The pipeline consists of four stages: domain-specific feature extraction, decision tree distillation achieving 97.9% ± 1.2% fidelity to original neural networks, automated translation to PRISM probabilistic model checker specifications, and compositional verification of Probabilistic Computation Tree Logic (PCTL) properties using pairwise decomposition. Evaluating on Vector-Quantized Variational Information Bottleneck (VQ-VIB) policies for multi-drone coordination with 5–7 agents, the team verified 18 temporal logic properties covering safety, liveness, and cooperation—achieving 88.9% property satisfaction. Crucially, all five safety thresholds were satisfied, including a collision probability of only 0.3% against a 1% threshold. Monte Carlo validation confirmed that verified properties transfer to original neural policies with ≤0.6 percentage-point deviation (95% CI). The discrete VQ-VIB messages provided +11.6 to +13.6 percentage-point fidelity advantages over continuous methods, enabling 3–4x faster verification. This framework bridges deep MARL and formal safety workflows, offering a practical path to certifying multi-robot systems.
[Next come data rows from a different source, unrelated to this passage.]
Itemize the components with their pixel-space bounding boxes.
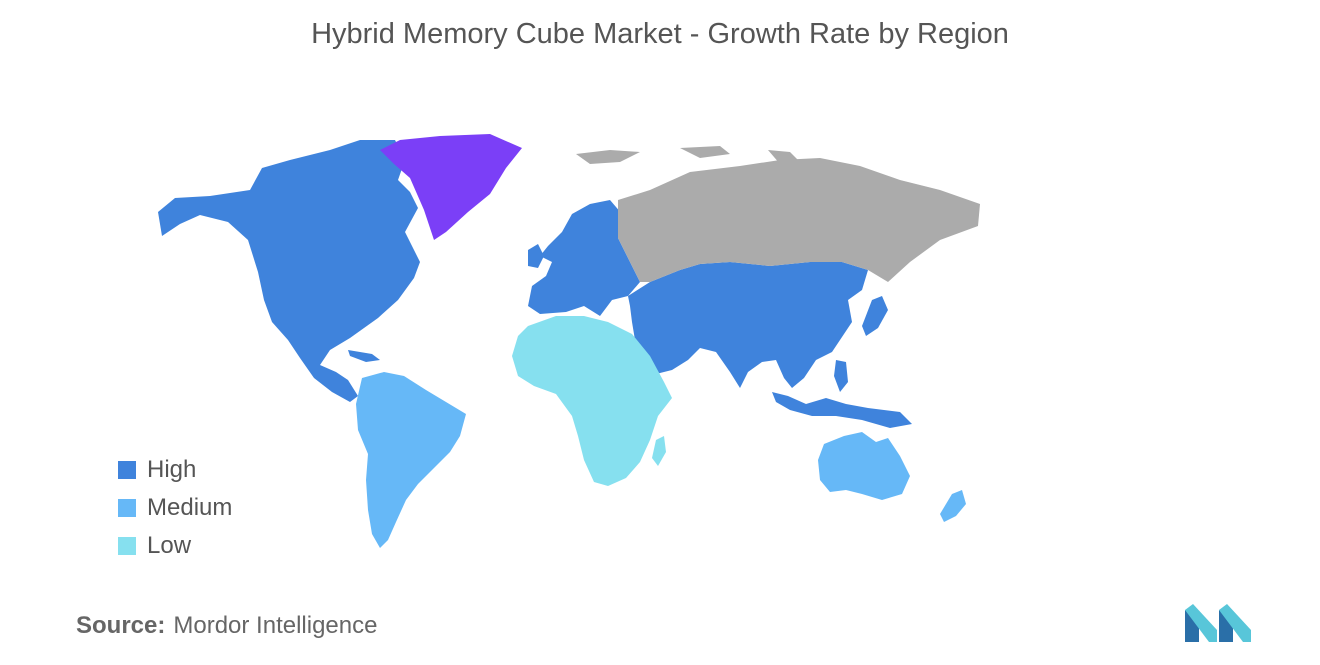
region-north-america <box>158 140 420 402</box>
source-line: Source: Mordor Intelligence <box>76 612 377 640</box>
region-greenland <box>380 134 522 240</box>
legend-label: High <box>147 456 197 483</box>
legend: High Medium Low <box>118 451 232 565</box>
region-africa <box>512 316 672 486</box>
region-australia <box>818 432 910 500</box>
page-title: Hybrid Memory Cube Market - Growth Rate … <box>311 18 1009 50</box>
legend-item-low: Low <box>118 527 232 565</box>
region-philippines <box>834 360 848 392</box>
mordor-logo-icon <box>1185 604 1251 642</box>
region-new-zealand <box>940 490 966 522</box>
legend-item-high: High <box>118 451 232 489</box>
region-arctic-islands <box>576 146 800 164</box>
source-value: Mordor Intelligence <box>173 612 378 639</box>
region-uk <box>528 244 544 268</box>
region-russia <box>618 158 980 282</box>
region-madagascar <box>652 436 666 466</box>
legend-label: Low <box>147 532 192 559</box>
legend-swatch-high <box>118 461 136 479</box>
legend-label: Medium <box>147 494 233 521</box>
region-indonesia <box>772 392 912 428</box>
source-label: Source: <box>76 612 166 639</box>
legend-item-medium: Medium <box>118 489 232 527</box>
region-europe <box>528 200 640 316</box>
region-caribbean <box>348 350 380 362</box>
region-asia <box>628 262 868 388</box>
legend-swatch-low <box>118 537 136 555</box>
region-japan <box>862 296 888 336</box>
region-south-america <box>356 372 466 548</box>
legend-swatch-medium <box>118 499 136 517</box>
- Decision tree distillation achieves 97.9% ± 1.2% fidelity to original neural policies
- Verified 18 temporal logic properties on VQ-VIB drone coordination, with collision probability of 0.3% (threshold: 1%)
- Discrete VQ-VIB messages provide 3–4x faster verification and +11.6–13.6 pp fidelity boost over continuous methods
Why It Matters
First proven method to formally certify neural-based multi-agent coordination for safety-critical drone and vehicle fleets.